You argue against block listing, but then suggest blocking the entire Internet except the few people you want to send you email.

You say that only people who you have given your email address to should be able to send you email, and then you say there should be a lookup system to get email addresses. (But what's the point of the email directory system if you can't send email to someone because they haven't white listed you yet?)

> but I don't receive important email from all that many different people.

Eh, depending what you mean by "important" I do receive a lot of important email from lots of different people. My email addresses have been used on the public Internet for many years, and I've had a lot of communication to those email addresses, and those communications have brought me great joy. And I also have a variety of people who email me about work related stuff - I won't have prior knowledge of those people.

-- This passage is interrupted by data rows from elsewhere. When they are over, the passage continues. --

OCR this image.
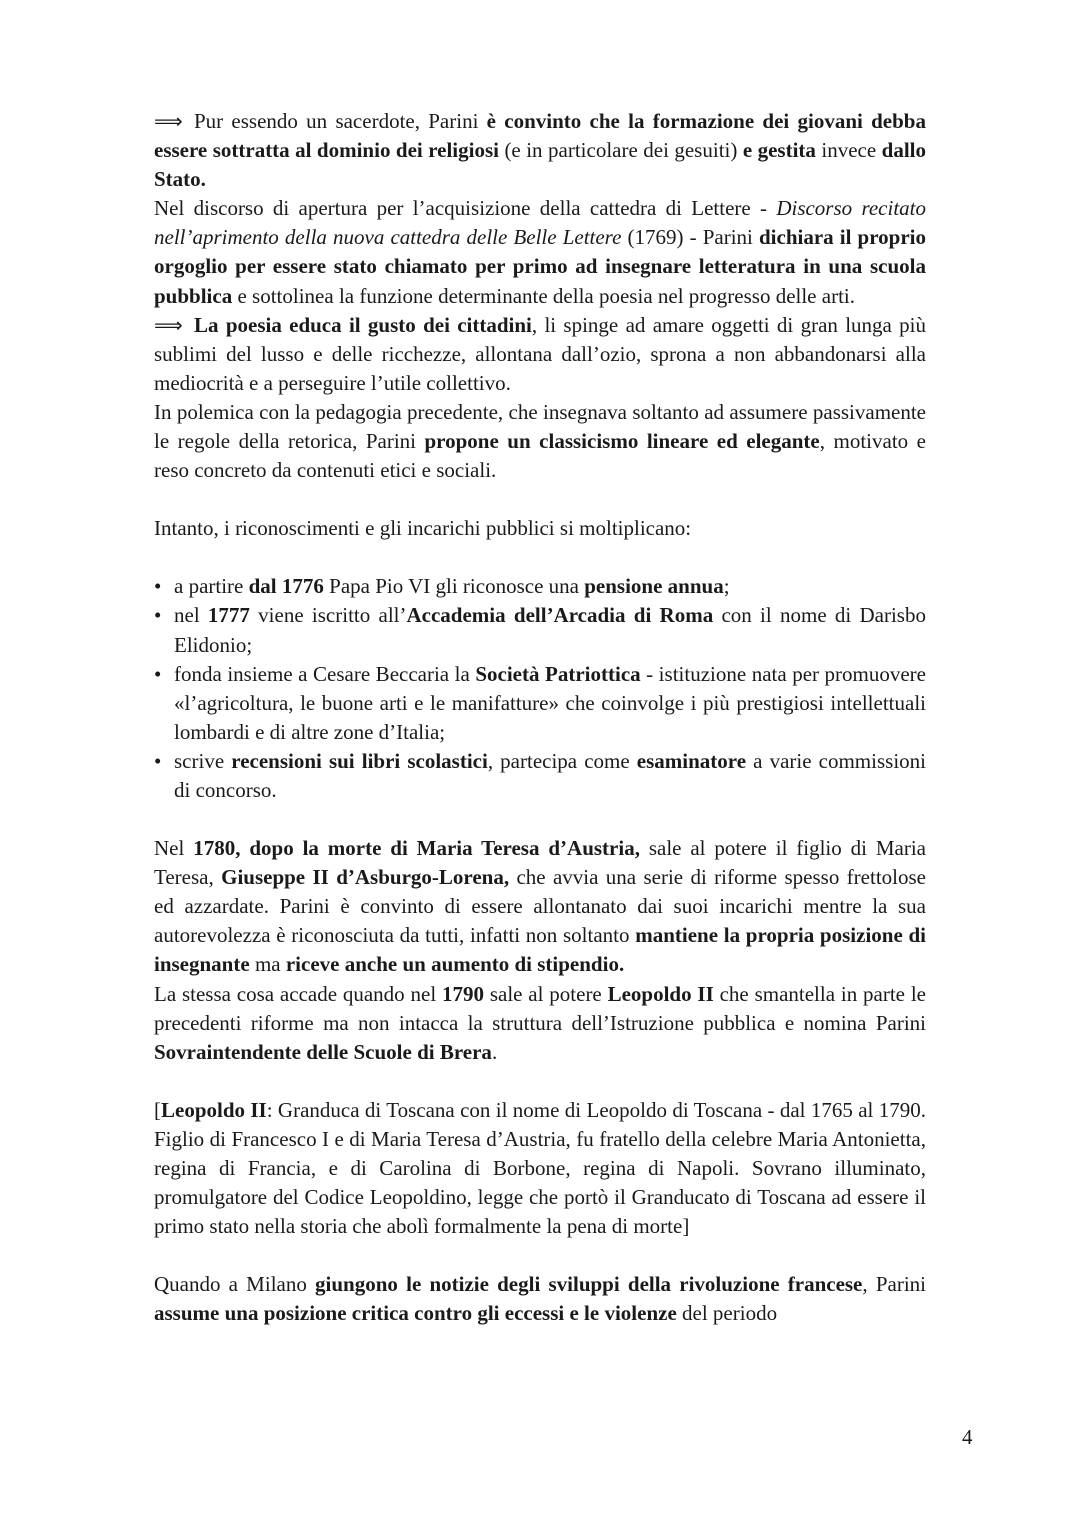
⟹ Pur essendo un sacerdote, Parini è convinto che la formazione dei giovani debba essere sottratta al dominio dei religiosi (e in particolare dei gesuiti) e gestita invece dallo Stato.

Nel discorso di apertura per l’acquisizione della cattedra di Lettere - Discorso recitato nell’aprimento della nuova cattedra delle Belle Lettere (1769) - Parini dichiara il proprio orgoglio per essere stato chiamato per primo ad insegnare letteratura in una scuola pubblica e sottolinea la funzione determinante della poesia nel progresso delle arti.

⟹ La poesia educa il gusto dei cittadini, li spinge ad amare oggetti di gran lunga più sublimi del lusso e delle ricchezze, allontana dall’ozio, sprona a non abbandonarsi alla mediocrità e a perseguire l’utile collettivo.

In polemica con la pedagogia precedente, che insegnava soltanto ad assumere passivamente le regole della retorica, Parini propone un classicismo lineare ed elegante, motivato e reso concreto da contenuti etici e sociali.

Intanto, i riconoscimenti e gli incarichi pubblici si moltiplicano:

• a partire dal 1776 Papa Pio VI gli riconosce una pensione annua;
• nel 1777 viene iscritto all’Accademia dell’Arcadia di Roma con il nome di Darisbo Elidonio;
• fonda insieme a Cesare Beccaria la Società Patriottica - istituzione nata per promuovere «l’agricoltura, le buone arti e le manifatture» che coinvolge i più prestigiosi intellettuali lombardi e di altre zone d’Italia;
• scrive recensioni sui libri scolastici, partecipa come esaminatore a varie commissioni di concorso.

Nel 1780, dopo la morte di Maria Teresa d’Austria, sale al potere il figlio di Maria Teresa, Giuseppe II d’Asburgo-Lorena, che avvia una serie di riforme spesso frettolose ed azzardate. Parini è convinto di essere allontanato dai suoi incarichi mentre la sua autorevolezza è riconosciuta da tutti, infatti non soltanto mantiene la propria posizione di insegnante ma riceve anche un aumento di stipendio.

La stessa cosa accade quando nel 1790 sale al potere Leopoldo II che smantella in parte le precedenti riforme ma non intacca la struttura dell’Istruzione pubblica e nomina Parini Sovraintendente delle Scuole di Brera.

[Leopoldo II: Granduca di Toscana con il nome di Leopoldo di Toscana - dal 1765 al 1790. Figlio di Francesco I e di Maria Teresa d’Austria, fu fratello della celebre Maria Antonietta, regina di Francia, e di Carolina di Borbone, regina di Napoli. Sovrano illuminato, promulgatore del Codice Leopoldino, legge che portò il Granducato di Toscana ad essere il primo stato nella storia che abolì formalmente la pena di morte]

Quando a Milano giungono le notizie degli sviluppi della rivoluzione francese, Parini assume una posizione critica contro gli eccessi e le violenze del periodo

4
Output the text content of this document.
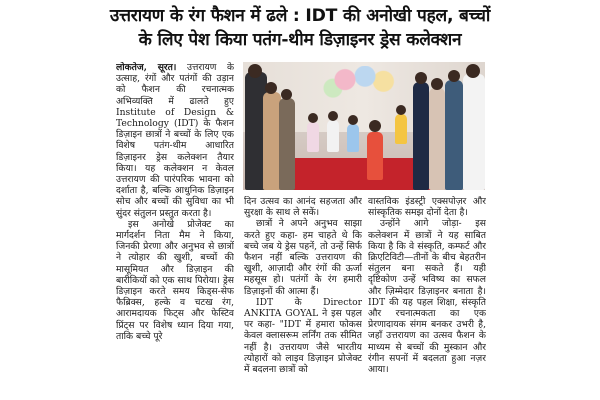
उत्तरायण के रंग फैशन में ढले : IDT की अनोखी पहल, बच्चों
के लिए पेश किया पतंग-थीम डिज़ाइनर ड्रेस कलेक्शन

लोकतेज, सूरत। उत्तरायण के उत्साह, रंगों और पतंगों की उड़ान को फैशन की रचनात्मक अभिव्यक्ति में ढालते हुए Institute of Design & Technology (IDT) के फैशन डिज़ाइन छात्रों ने बच्चों के लिए एक विशेष पतंग-थीम आधारित डिज़ाइनर ड्रेस कलेक्शन तैयार किया। यह कलेक्शन न केवल उत्तरायण की पारंपरिक भावना को दर्शाता है, बल्कि आधुनिक डिज़ाइन सोच और बच्चों की सुविधा का भी सुंदर संतुलन प्रस्तुत करता है।

इस अनोखे प्रोजेक्ट का मार्गदर्शन निता मैम ने किया, जिनकी प्रेरणा और अनुभव से छात्रों ने त्योहार की खुशी, बच्चों की मासूमियत और डिज़ाइन की बारीकियों को एक साथ पिरोया। ड्रेस डिज़ाइन करते समय किड्स-सेफ फैब्रिक्स, हल्के व चटख रंग, आरामदायक फिट्स और फेस्टिव प्रिंट्स पर विशेष ध्यान दिया गया, ताकि बच्चे पूरे

दिन उत्सव का आनंद सहजता और सुरक्षा के साथ ले सकें।

छात्रों ने अपने अनुभव साझा करते हुए कहा- हम चाहते थे कि बच्चे जब ये ड्रेस पहनें, तो उन्हें सिर्फ फैशन नहीं बल्कि उत्तरायण की खुशी, आज़ादी और रंगों की ऊर्जा महसूस हो। पतंगों के रंग हमारी डिज़ाइनों की आत्मा हैं।

IDT के Director ANKITA GOYAL ने इस पहल पर कहा- "IDT में हमारा फोकस केवल क्लासरूम लर्निंग तक सीमित नहीं है। उत्तरायण जैसे भारतीय त्योहारों को लाइव डिज़ाइन प्रोजेक्ट में बदलना छात्रों को

वास्तविक इंडस्ट्री एक्सपोज़र और सांस्कृतिक समझ दोनों देता है।

उन्होंने आगे जोड़ा- इस कलेक्शन में छात्रों ने यह साबित किया है कि वे संस्कृति, कम्फर्ट और क्रिएटिविटी—तीनों के बीच बेहतरीन संतुलन बना सकते हैं। यही दृष्टिकोण उन्हें भविष्य का सफल और ज़िम्मेदार डिज़ाइनर बनाता है। IDT की यह पहल शिक्षा, संस्कृति और रचनात्मकता का एक प्रेरणादायक संगम बनकर उभरी है, जहाँ उत्तरायण का उत्सव फैशन के माध्यम से बच्चों की मुस्कान और रंगीन सपनों में बदलता हुआ नज़र आया।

I think I'm missing something about your system. Please, is it something that you already have well planed out? (Even if not in a state that can be deployed yet) Or is this something that you've just started thinking about?

So long as you're not suggesting Challenge Response we can have a discussion about it.

[overbroad]

I never said there should be a lookup system. Where are you seeing that? I said there isn't one and people still manage to get by. The other commenter was suggesting looking up addresses was some sort of problem. I'm saying it's a non-issue. If not having a public name-to-email lookup was a show stopper, then we would not be having this discussion because email would not be popular. People get by just fine without lookup. They exchange addresses and store addresses on their own.

Discussion is great. But you have to read carefully to understand what's being said. (If I am not being clear, then I apologize.) But if your mind is closed then there's no point reading what I'm typing because I am not regurgitating the usual ideas on email.

Anwyay, discussion is irrelevent when juxtaposed against running code. I'm interested in stuff that works more than getting approval from people in online forums.

This is not some new thing. Anyone can use email this way now. We all have good connections and bandwidth. There is no need for store and forward. What has stood in the way of using email as direct communication is people who can only see email being used one way: daemons that accept commands from any connection, spoofed IP's and all, and email as a service run by someone else, not a small program on the client's machine. If it was impossible to authenticate connections based on any other means besides real-time challenge-response, or DNS run by someone else, then how would people manage to run ssh daemons without the same problems as email?